Sprint - The Big Smoothie

Car clubs often don’t get the recognition they truly deserve. Their activities and efforts taken for granted. Folk may remember to thank Marshals, Officials and event Organisers but all these individuals are just part of a bigger team. Without a strong motor sporting club behind them these individuals would not be able to function quite so professionally without the collective support of the wider team to which they belong.

The badge holders are easy to spot at rallies and speed events around the country with their tabards and lanyards, but they are just the visible part of the effort. Behind the scenes of every successful car club are the folk who put in the hours maintaining and repairing equipment, providing the office based on-line and paperwork support and in the case of East Ayrshire Car Club, the work parties who go out of an evening or weekend to maintain the Sprint Track at Kames. All of course, willing volunteers and unpaid!

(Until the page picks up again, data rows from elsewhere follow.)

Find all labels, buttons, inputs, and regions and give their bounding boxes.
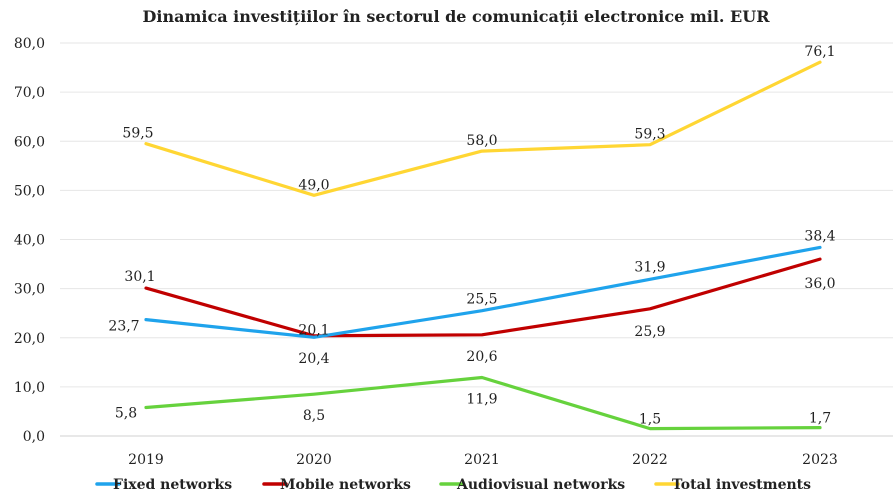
data-label: 11,9 — [466, 392, 497, 408]
legend-label: Fixed networks — [113, 477, 232, 493]
data-label: 59,3 — [634, 127, 665, 143]
x-tick-label: 2021 — [464, 452, 500, 468]
x-tick-label: 2022 — [632, 452, 668, 468]
y-tick-label: 0,0 — [23, 429, 45, 445]
data-label: 36,0 — [804, 276, 835, 292]
series-line-audiovisual-networks — [144, 375, 822, 431]
gridlines — [60, 42, 893, 437]
x-tick-label: 2020 — [296, 452, 332, 468]
data-label: 8,5 — [303, 408, 325, 424]
y-tick-label: 40,0 — [14, 233, 45, 249]
data-label: 23,7 — [108, 319, 139, 335]
data-labels: 23,7 20,1 25,5 31,9 38,4 30,1 20,4 20,6 25,9 36,0… — [108, 44, 835, 427]
series-lines — [144, 60, 822, 431]
data-label: 30,1 — [124, 269, 155, 285]
data-label: 20,4 — [298, 351, 329, 367]
data-label: 1,7 — [809, 411, 831, 427]
data-label: 58,0 — [466, 133, 497, 149]
legend: Fixed networks Mobile networks Audiovisual… — [95, 477, 811, 493]
data-label: 25,9 — [634, 324, 665, 340]
legend-label: Mobile networks — [280, 477, 411, 493]
data-label: 38,4 — [804, 228, 835, 244]
data-label: 20,6 — [466, 349, 497, 365]
data-label: 31,9 — [634, 259, 665, 275]
y-tick-label: 30,0 — [14, 282, 45, 298]
legend-label: Total investments — [672, 477, 811, 493]
series-line-fixed-networks — [144, 245, 822, 339]
data-label: 25,5 — [466, 292, 497, 308]
data-label: 49,0 — [298, 177, 329, 193]
x-tick-label: 2019 — [128, 452, 164, 468]
y-tick-label: 80,0 — [14, 36, 45, 52]
x-axis: 2019 2020 2021 2022 2023 — [128, 452, 838, 468]
y-tick-label: 50,0 — [14, 183, 45, 199]
data-label: 59,5 — [122, 126, 153, 142]
data-label: 76,1 — [804, 44, 835, 60]
data-label: 1,5 — [639, 412, 661, 428]
data-label: 5,8 — [115, 406, 137, 422]
series-line-total-investments — [144, 60, 822, 197]
y-tick-label: 10,0 — [14, 380, 45, 396]
y-axis: 0,0 10,0 20,0 30,0 40,0 50,0 60,0 70,0 80,0 — [14, 36, 45, 445]
y-tick-label: 70,0 — [14, 85, 45, 101]
data-label: 20,1 — [298, 322, 329, 338]
series-line-mobile-networks — [144, 257, 822, 338]
y-tick-label: 20,0 — [14, 331, 45, 347]
chart-title: Dinamica investițiilor în sectorul de co… — [143, 7, 771, 26]
legend-label: Audiovisual networks — [456, 477, 625, 493]
y-tick-label: 60,0 — [14, 134, 45, 150]
x-tick-label: 2023 — [802, 452, 838, 468]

This weekend’s two day Iain Pinkerton Memorial Sprint was the second speed event of the new season. And yet just two weeks ago there may well have been some doubters who thought it might not happen.

That’s because the contractors were in. Inside one day, the top 40mm of the 800 metre Motorsport UK licenced track was stripped off and carted away while during the following day and a half the brand new 40mm top layer was laid. Tillicoultry Quarries supplied what they called their ‘motorsport mix’ and Ayrshire based Hamilton Tarmac stripped the old and laid the new. Over 3,000 sq mtrs of material was first shifted before the new stuff could be applied, and all inside two days and a half.

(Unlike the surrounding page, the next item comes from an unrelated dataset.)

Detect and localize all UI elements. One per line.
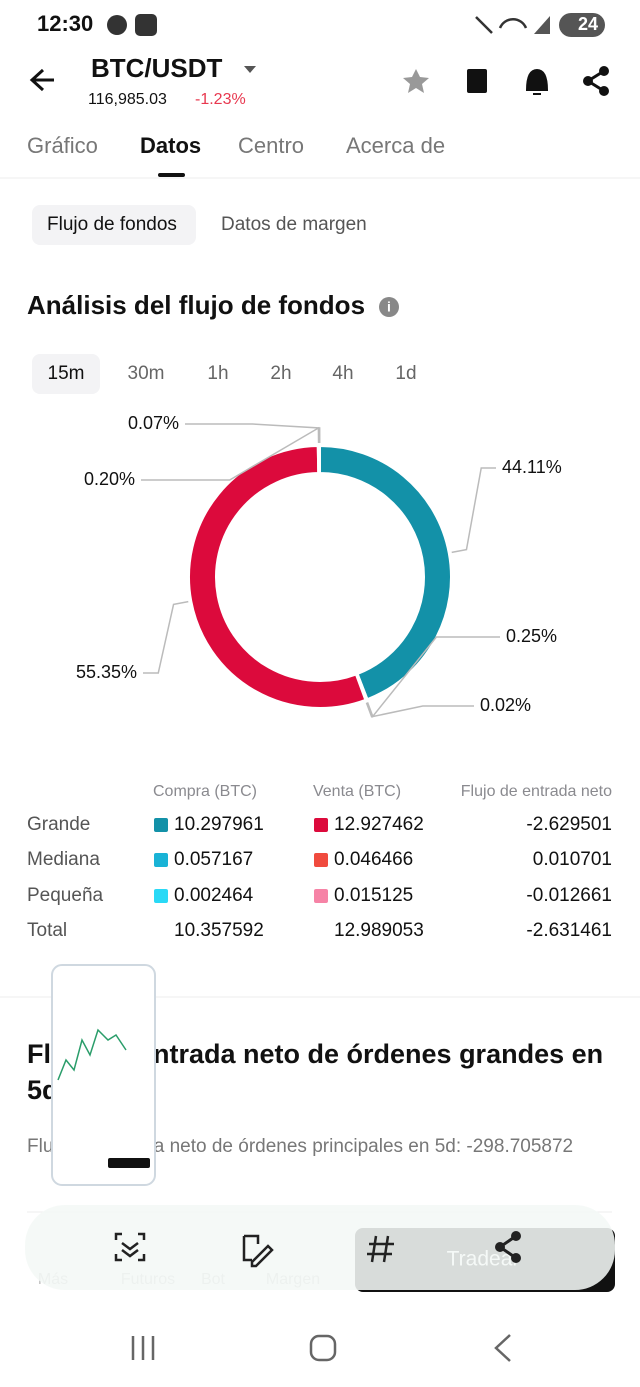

Which prompts the question, how come council roads departments take weeks to repair and/or re-surface a similar sized job? Maybe they just need a ‘Gemmell’ for Operations Manager!!

After that, it was the club volunteers who moved in and tided the place up ready for the weekend’s action.

According to Ian Gemmell, it could take up to six months for the new surface to ‘properly bed in’ and yet there was grip to be had first time out. Mind you, Ian reckoned it could have been a different story had it rained with folk skiting off the slippery track. Fortunately, it didn’t.

Competitors were full of praise for the new surface which is as smooth as a Botox filled celebrity complexion but perhaps not fully aware of the effort behind the scenes. Not to mention the constant club fund raising efforts and grant-seeking applications that are an ongoing part of the whole Kames motorsport complex maintenance budget.

Marvellous, simply marvellous effort.